Thursday, September 20, 2012

its almost september.

obviously, i have been doing an amazing job of documenting the past few weeks/ months.

it is september.

mosquitoes, your days are numbered.

ladies and gents, i am a pregapottomas. but you knew that already.




in two days, Bean infant will be all of 12 weeks old. i have spent the past few weeks feeling less than amazing. apparently, a growing human is not a favorite neighbor of my stomach. i gag like a pro, but have managed to overcome getting sick every day after about a month of it. God is gracious!

this is my excuse for being so stellar at loosing track of the end of the summer.  

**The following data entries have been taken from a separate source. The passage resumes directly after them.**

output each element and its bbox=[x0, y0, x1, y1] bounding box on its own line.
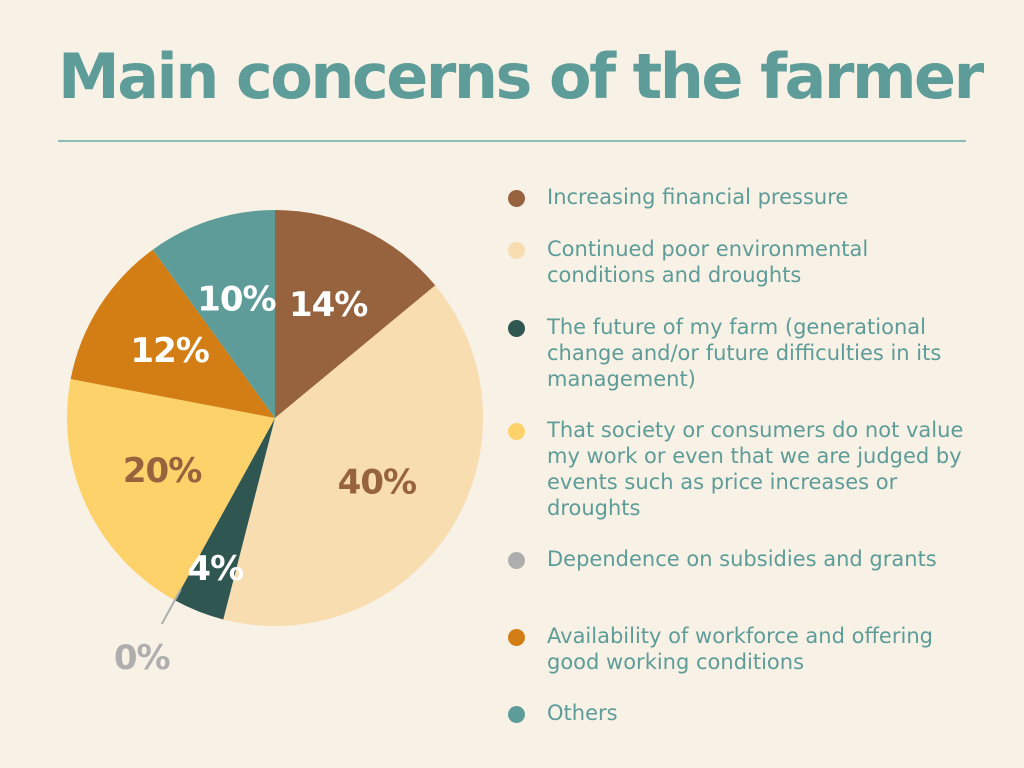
pie-slice-the-future-of-my-farm-generation bbox=[174, 418, 275, 620]
legend-swatch bbox=[508, 552, 525, 569]
pie-slice-others bbox=[152, 210, 275, 418]
pie-slice-increasing-financial-pressure bbox=[275, 210, 436, 418]
legend-item-financial-pressure: Increasing financial pressure bbox=[508, 184, 977, 210]
pie-label-increasing-financial-pressure: 14% bbox=[289, 285, 367, 325]
legend-item-environmental-conditions: Continued poor environmental conditions … bbox=[508, 236, 977, 288]
legend-label: Others bbox=[547, 701, 618, 725]
pie-label-others: 10% bbox=[197, 279, 275, 319]
pie-labels: 14% 40% 4% 0% 20% 12% 10% bbox=[114, 279, 417, 678]
legend-swatch bbox=[508, 190, 525, 207]
legend-item-future-of-farm: The future of my farm (generational chan… bbox=[508, 314, 977, 392]
legend-label: That society or consumers do not value m… bbox=[547, 418, 964, 520]
pie-slice-availability-of-workforce-and-of bbox=[70, 249, 275, 418]
pie-label-continued-poor-environmental-con: 40% bbox=[338, 463, 416, 503]
legend-swatch bbox=[508, 423, 525, 440]
title-divider bbox=[58, 140, 966, 142]
pie-slice-continued-poor-environmental-con bbox=[223, 285, 483, 626]
pie-slices bbox=[66, 210, 483, 626]
legend-swatch bbox=[508, 320, 525, 337]
legend-item-workforce: Availability of workforce and offering g… bbox=[508, 623, 977, 675]
legend-label: Dependence on subsidies and grants bbox=[547, 547, 937, 571]
legend-swatch bbox=[508, 706, 525, 723]
legend-label: The future of my farm (generational chan… bbox=[547, 315, 942, 391]
legend-item-society-value: That society or consumers do not value m… bbox=[508, 417, 977, 521]
chart-title: Main concerns of the farmer bbox=[58, 40, 984, 113]
pie-slice-dependence-on-subsidies-and-gran bbox=[66, 379, 275, 601]
legend-item-others: Others bbox=[508, 700, 977, 726]
pie-label-availability-of-workforce-and-of: 12% bbox=[130, 331, 208, 371]
pie-label-the-future-of-my-farm-generation: 4% bbox=[187, 549, 243, 589]
legend-label: Availability of workforce and offering g… bbox=[547, 624, 933, 674]
zero-slice-leader-line bbox=[160, 588, 182, 625]
pie-label-that-society-or-consumers-do-not: 0% bbox=[114, 638, 170, 678]
legend-label: Increasing financial pressure bbox=[547, 185, 849, 209]
pie-label-dependence-on-subsidies-and-gran: 20% bbox=[123, 451, 201, 491]
legend-item-subsidies: Dependence on subsidies and grants bbox=[508, 546, 977, 572]
pie-chart: 14% 40% 4% 0% 20% 12% 10% bbox=[66, 210, 483, 678]
legend-swatch bbox=[508, 242, 525, 259]
legend-swatch bbox=[508, 629, 525, 646]
legend-label: Continued poor environmental conditions … bbox=[547, 237, 869, 287]
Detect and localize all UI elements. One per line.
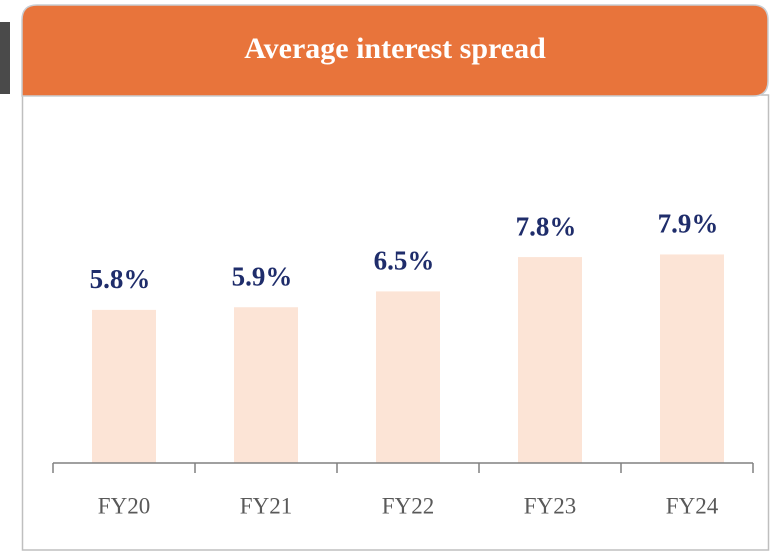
data-label: 5.9%: [232, 261, 293, 291]
x-tick-label: FY22: [382, 493, 434, 518]
x-tick-label: FY20: [98, 493, 150, 518]
data-label: 7.9%: [658, 209, 719, 239]
data-label: 6.5%: [374, 246, 435, 276]
data-label: 7.8%: [516, 211, 577, 241]
bar: [376, 291, 440, 463]
bar: [518, 257, 582, 463]
side-panel-edge: [0, 22, 10, 94]
x-tick-label: FY24: [666, 493, 719, 518]
chart-title: Average interest spread: [244, 32, 546, 65]
bar: [660, 254, 724, 463]
x-tick-label: FY21: [240, 493, 292, 518]
x-tick-label: FY23: [524, 493, 576, 518]
data-label: 5.8%: [90, 264, 151, 294]
title-banner: [21, 4, 769, 97]
bar: [92, 309, 156, 463]
bar: [234, 307, 298, 463]
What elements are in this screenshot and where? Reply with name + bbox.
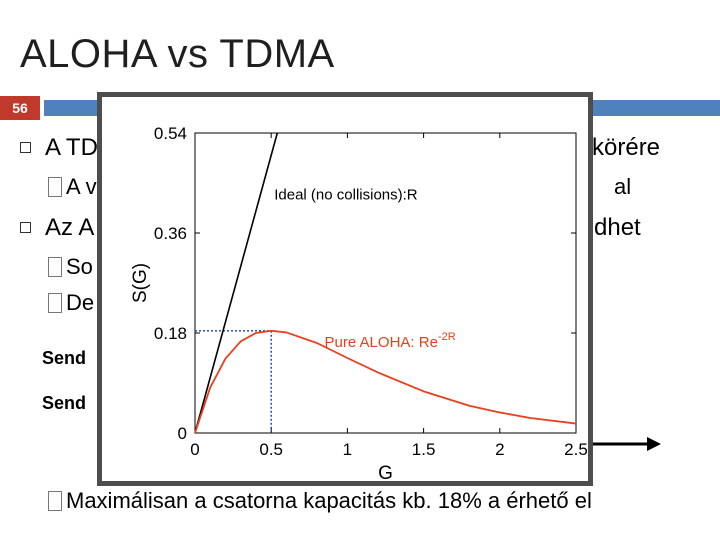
x-tick-label: 0.5: [259, 440, 283, 459]
ideal-series-line: [194, 132, 279, 434]
throughput-chart: 0 0.5 1 1.5 2 2.5 0 0.18 0.36 0.54 G S(G) Ideal (no …: [97, 92, 593, 486]
plot-frame: [194, 132, 577, 434]
x-tick-label: 2: [495, 440, 504, 459]
bullet-1-tail: körére: [592, 134, 661, 161]
y-tick-label: 0: [178, 424, 187, 443]
sub-bullet-3: De: [48, 290, 94, 316]
sub-bullet-1-tail: al: [614, 174, 632, 199]
x-tick-label: 0: [190, 440, 199, 459]
y-tick-label: 0.18: [154, 324, 187, 343]
aloha-legend-label: Pure ALOHA: Re-2R: [325, 331, 456, 351]
sub-bullet-icon: [48, 491, 62, 511]
sub-bullet-2: So: [48, 254, 93, 280]
footer-bullet: Maximálisan a csatorna kapacitás kb. 18%…: [48, 488, 592, 514]
sub-bullet-icon: [48, 177, 62, 197]
aloha-legend-superscript: -2R: [438, 331, 456, 343]
slide-title: ALOHA vs TDMA: [20, 32, 335, 76]
sub-bullet-2-text: So: [66, 254, 93, 279]
y-tick-label: 0.36: [154, 224, 187, 243]
x-tick-label: 1: [343, 440, 352, 459]
send-label-2: Send: [42, 393, 87, 413]
chart-svg: 0 0.5 1 1.5 2 2.5 0 0.18 0.36 0.54 G S(G) Ideal (no …: [130, 124, 588, 481]
y-tick-label: 0.54: [154, 124, 187, 143]
sub-bullet-1: A v: [48, 174, 97, 200]
bullet-2-text: Az A: [45, 214, 95, 241]
x-tick-label: 2.5: [564, 440, 588, 459]
bullet-1-text: A TD: [45, 134, 98, 161]
sub-bullet-icon: [48, 293, 62, 313]
y-axis-label: S(G): [130, 263, 151, 303]
x-tick-label: 1.5: [412, 440, 436, 459]
ideal-legend-label: Ideal (no collisions):R: [274, 187, 418, 204]
sub-bullet-icon: [48, 257, 62, 277]
aloha-series-line: [194, 329, 577, 434]
bullet-1: A TD: [20, 134, 98, 162]
slide-number: 56: [0, 96, 40, 120]
bullet-2-tail: dhet: [594, 214, 641, 241]
x-axis-label: G: [378, 463, 393, 481]
bullet-2: Az A: [20, 214, 94, 242]
sub-bullet-3-text: De: [66, 290, 95, 315]
sub-bullet-1-text: A v: [66, 174, 97, 199]
timeline-arrow-icon: [593, 437, 661, 451]
square-bullet-icon: [20, 142, 31, 153]
send-label-1: Send: [42, 348, 87, 368]
square-bullet-icon: [20, 222, 31, 233]
footer-bullet-text: Maximálisan a csatorna kapacitás kb. 18%…: [66, 488, 592, 513]
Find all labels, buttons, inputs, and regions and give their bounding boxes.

my heart is so ready for this new little one. april feels so far away! i cant wait for this baby to join our family. Leilani is quite ready for a sibling. i know she will be a terrific big sister.

but oh my goodness. i am really struggling to keep up with every day life. i am so thankful to feel such improvement overall, keeping food down is usually the norm, and less makes me gag these days. but my energy comes and goes in frustratingly unpredictable waves, and my get up and go, got up and left weeks ago.

my house is never clean. and i am not being modest and heavy sighing over a sock in the livingroom and some toys scattered across the house. overflowing trash cans, piles of laundry (washed and unwashed) plates with breakfast on them from two days ago sitting on the table... don't get me started at the science projects trying to grow in my kitchen. its really a mess. food shopping and prep often feels like an insurmountable task most days.

i am not discrediting the value and importance of keeping Leilani clean and fed (for the most part), or the physical work it requires to grow a baby person. but i really feel frustrated with my inability to maintain a "put-together, everything is under control" environment. my heart always feels heavy as i try to determine how much of my lethargic attitude comes from the genuine physical restraints of the first trimester of pregnancy, and how much is the result of a slothful heart. and how much of my concern and embarrassment is the result of actual responsibility or is it just pride?

so yes. every day life feels kinda out of control these days.